The Court addressed three issues. The first issue was whether Colt, UEI, Jacobs, WGI and Veco should disclose to Commerce their professional liability practice policies in force at the time of the events giving rise to their respective claims or the time they were given notice of the claims against them. Commerce noted that condition 6 of the Policy required the insureds to cooperate with Commerce for the purpose of investigation and/or defence. The Court found that the Policy required disclosure to the insurer by any party claiming under it of any policies in force that may have provided other valid and collectable insurance. Accordingly, the practice policies were ordered to be disclosed to Commerce on a confidential basis.

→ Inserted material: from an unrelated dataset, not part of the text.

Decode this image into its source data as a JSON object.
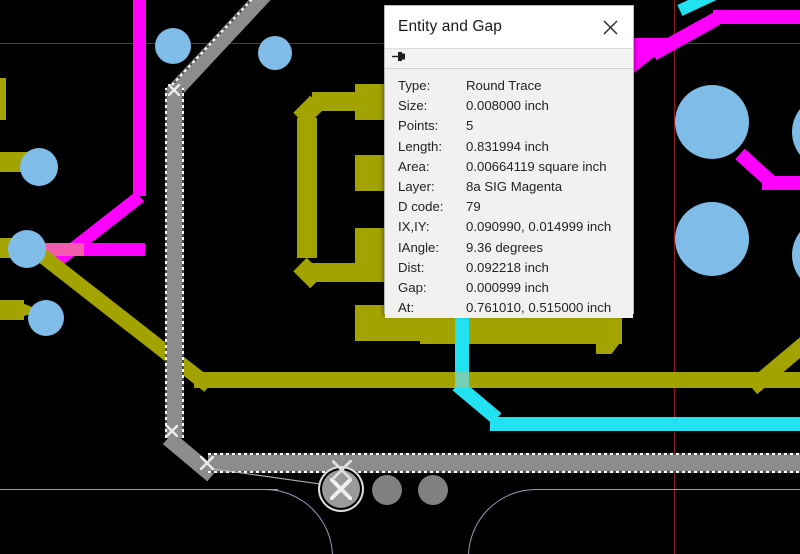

The second issue was whether in accordance with the terms of the Policy, Commerce should pay claims by settlement, award or judgment according to the first-come, first-serve principle or some other procedure. The Court noted that the first-come, first-serve approach has been approved twice in Canada by the Ontario Superior Court. The Court was not persuaded that the fact that the Policy was a project policy constituted a good reason for departing from the general rule of first-come, first-serve. Moreover, commercial efficiency considerations should encourage reasonable settlement at an early stage of the claim. Accordingly, the Court ordered that payment for covered claims should be made according to the chronology of their making until the Policy limits were exhausted.

The third issue was whether the consent of all the insureds was required in order for Commerce to settle any of the Project claims. The Court held that the only reasonable interpretation of the Policy was that Commerce required the consent only of the insured making the claim for coverage which was the subject of the recommended settlement, rather than the consent of all of the insureds.